Although much of Pinafore is merely a foretaste of the ultimate marriage of melody and chatter that would come to be the duo’s trademark, the work remains a wonderful feel-good show that really does, well, make you feel good.

And of course, it’s always nice to see Light Opera Works doing light opera—in this case, it’s first full-length operetta in two years and the only work in the genre during a season of popular musicals, as has become the established company pattern.

One innovative aspect of director Rudy Hogenmiller’s current production is the idea of an African-American Little Buttercup, played by Dawn Bless. This is not merely a case of colorblind casting, which many other area companies practice — four of the twelve chorus of sailors are black, for instance — but in this case, Buttercup is reimagined as an evocative figure from the far outreaches of the British empire.

Not the smooth mezzo-soprano sensibility we are used to hearing in this role, it was ironically when Bless tried to sound operatic, such as in “I’m called Little Buttercup” that the portrayal became problematically riddled with unpredictable vibrato. When she kept to a steady center for her voice, which is really more of a pop-infused, gospel-like timbre and technique, it worked far better.

It has become a given that senior leads will be played by James Harms at Light Opera Works, and here, Harms’ take on Sir James Porter was given a prominence in the staging that sometimes superseded the character’s role in the work itself.

At the time, audiences loved the role because it was a sendup of real-life First Lord of the Admiralty W. H. Smith, a politician with no nautical experience who had nonetheless been put in charge of the royal navy; indeed, he became so associated with his satirical operetta character that the lord notoriously came to be known as “Pinafore Smith.”
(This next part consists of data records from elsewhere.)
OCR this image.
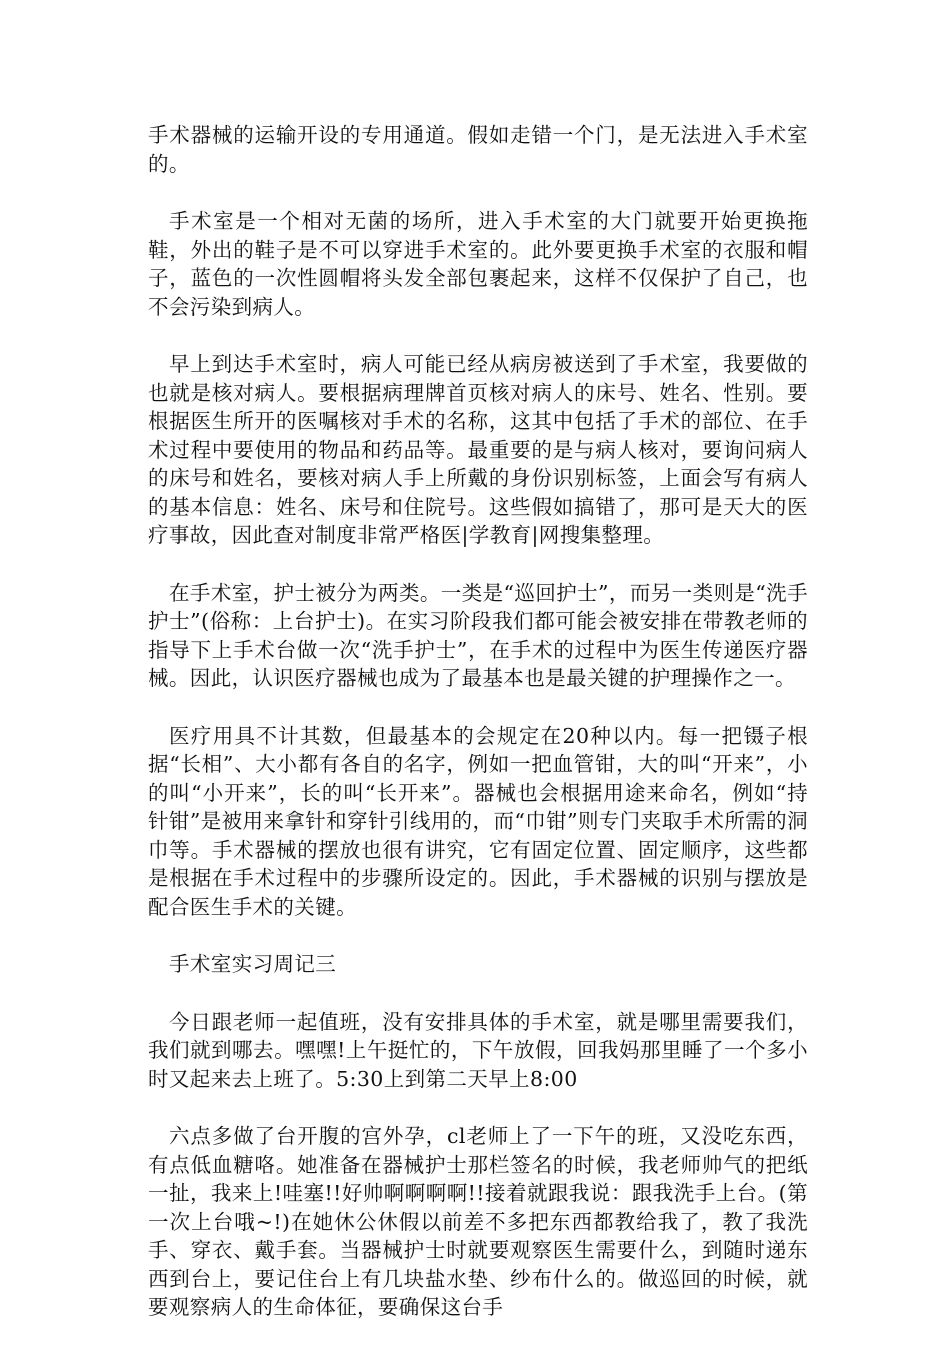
手术器械的运输开设的专用通道。假如走错一个门，是无法进入手术室的。

手术室是一个相对无菌的场所，进入手术室的大门就要开始更换拖鞋，外出的鞋子是不可以穿进手术室的。此外要更换手术室的衣服和帽子，蓝色的一次性圆帽将头发全部包裹起来，这样不仅保护了自己，也不会污染到病人。

早上到达手术室时，病人可能已经从病房被送到了手术室，我要做的也就是核对病人。要根据病理牌首页核对病人的床号、姓名、性别。要根据医生所开的医嘱核对手术的名称，这其中包括了手术的部位、在手术过程中要使用的物品和药品等。最重要的是与病人核对，要询问病人的床号和姓名，要核对病人手上所戴的身份识别标签，上面会写有病人的基本信息：姓名、床号和住院号。这些假如搞错了，那可是天大的医疗事故，因此查对制度非常严格医|学教育|网搜集整理。

在手术室，护士被分为两类。一类是“巡回护士”，而另一类则是“洗手护士”(俗称：上台护士)。在实习阶段我们都可能会被安排在带教老师的指导下上手术台做一次“洗手护士”，在手术的过程中为医生传递医疗器械。因此，认识医疗器械也成为了最基本也是最关键的护理操作之一。

医疗用具不计其数，但最基本的会规定在20种以内。每一把镊子根据“长相”、大小都有各自的名字，例如一把血管钳，大的叫“开来”，小的叫“小开来”，长的叫“长开来”。器械也会根据用途来命名，例如“持针钳”是被用来拿针和穿针引线用的，而“巾钳”则专门夹取手术所需的洞巾等。手术器械的摆放也很有讲究，它有固定位置、固定顺序，这些都是根据在手术过程中的步骤所设定的。因此，手术器械的识别与摆放是配合医生手术的关键。

手术室实习周记三

今日跟老师一起值班，没有安排具体的手术室，就是哪里需要我们，我们就到哪去。嘿嘿!上午挺忙的，下午放假，回我妈那里睡了一个多小时又起来去上班了。5:30上到第二天早上8:00

六点多做了台开腹的宫外孕，cl老师上了一下午的班，又没吃东西，有点低血糖咯。她准备在器械护士那栏签名的时候，我老师帅气的把纸一扯，我来上!哇塞!!好帅啊啊啊啊!!接着就跟我说：跟我洗手上台。(第一次上台哦~!)在她休公休假以前差不多把东西都教给我了，教了我洗手、穿衣、戴手套。当器械护士时就要观察医生需要什么，到随时递东西到台上，要记住台上有几块盐水垫、纱布什么的。做巡回的时候，就要观察病人的生命体征，要确保这台手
Rather than arrogantly boasting about being an admiral despite never having been to sea as the character was originally conceived, Harms’ Porter tries to hide that fact by sheepishly coming on board as a stowaway in civilian clothes who then whispers the repeated lines about his position as if he has enough of a conscience to care what others might think. The chorus, in turn, inaudibly whispers their repeated affirmations, which worked neither musically nor dramatically.

Harms certainly lent considerable comedy to his portrayal and sang the role well, but this general conception of the character seemed superimposed over the storyline.

The Captain of the Pinafore was played by Michael Cavalieri, not only a fine comic actor, but who sang with a baritone that sounded quite luxurious for a role that more often emphasizes comedy over vocalism.

Tenor Dane M. Thomas made a wonderful leading man Ralph Rackstraw, tongue firmly in cheek and a clarion sound throughout. Soprano Sarah Kelly was a bit less vocally predicable as heroine Josephine, but when she wasn’t oversinging or swallowing her consonants, was at her most effective.

Roger L. Bingaman led the orchestra and onstage chorus with enthusiasm, precision and humor, the quality of the diction of the chorus crisp enough that every word could be plainly heard.

Light Opera Works’ H.M.S. Pinafore runs through June 16 at Northwestern University’s Cahn Auditorium, 600 Emerson St. (at Sheridan Rd.), Evanston;; 847-920-5360.